The sutureless repair technique has been favoured due to its purported reduction in post-operative pulmonary venous obstruction rates. This study aims to compare the outcomes of conventional versus sutureless repair techniques in Total Anomalous Pulmonary Venous Drainage.
Methods:
In this retrospective single-centre analysis (2012–2022), we evaluated children who underwent conventional or sutureless repair for isolated total anomalous pulmonary venous drainage, excluding complex cardiac anomalies and incomplete data. Patients were categorised into conventional (Group C, n = 58) and sutureless (Group S, n = 41) groups. Primary outcomes included mortality, morbidity, and post-operative complications. Statistical analysis included Mann–Whitney U, chi-square, and Fisher’s exact tests where appropriate.
Results:
Supracardiac type predominated in both groups (53.4% in Group C and 70.7% in Group S), with higher cardiac type frequency in Group C (24.1% versus 2.4%, p = 0.016). Early complications occurred in 58.5% versus 53.4% of cases in Groups S and C, respectively (p = 0.767).

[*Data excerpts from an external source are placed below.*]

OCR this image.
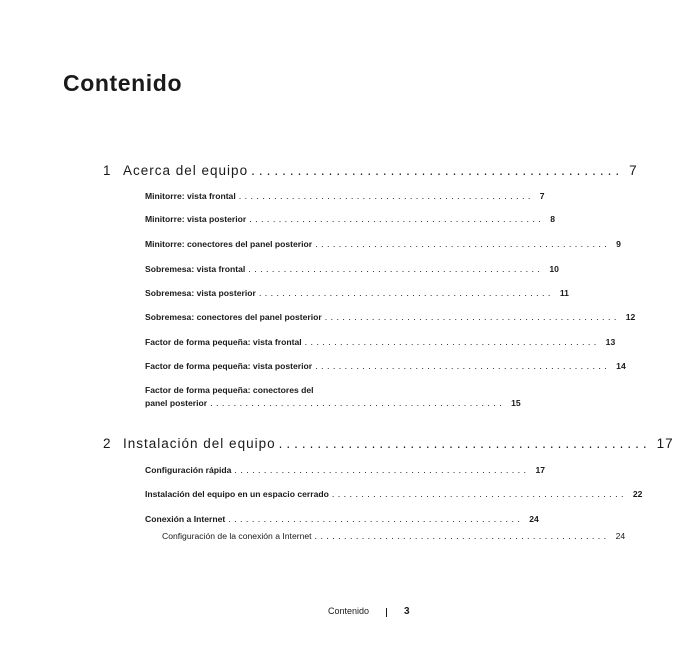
Contenido
1 Acerca del equipo ................................................ 7
Minitorre: vista frontal .................................................. 7
Minitorre: vista posterior .................................................. 8
Minitorre: conectores del panel posterior .................................................. 9
Sobremesa: vista frontal .................................................. 10
Sobremesa: vista posterior .................................................. 11
Sobremesa: conectores del panel posterior .................................................. 12
Factor de forma pequeña: vista frontal .................................................. 13
Factor de forma pequeña: vista posterior .................................................. 14
Factor de forma pequeña: conectores del
panel posterior .................................................. 15
2 Instalación del equipo ................................................ 17
Configuración rápida .................................................. 17
Instalación del equipo en un espacio cerrado .................................................. 22
Conexión a Internet .................................................. 24
Configuración de la conexión a Internet .................................................. 24
Contenido	3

The mortality rate (17.2% versus 14.6%, p = 0.944) and post-operative pulmonary venous obstruction (21.2% versus 19.0%, p = 0.809) were higher in Group C, though not significantly. Mean cardiopulmonary bypass times were comparable between groups (105 versus 89 minutes, p = 0.424).
Conclusions:
In this comprehensive analysis of paediatric Total Anomalous Pulmonary Venous Drainage repair, both conventional and sutureless techniques demonstrated comparable safety profiles and clinical outcomes. These findings suggest that surgical approach selection should be individualised based on patient characteristics and surgeon expertise. Further prospective studies with larger cohorts are needed to validate these observations.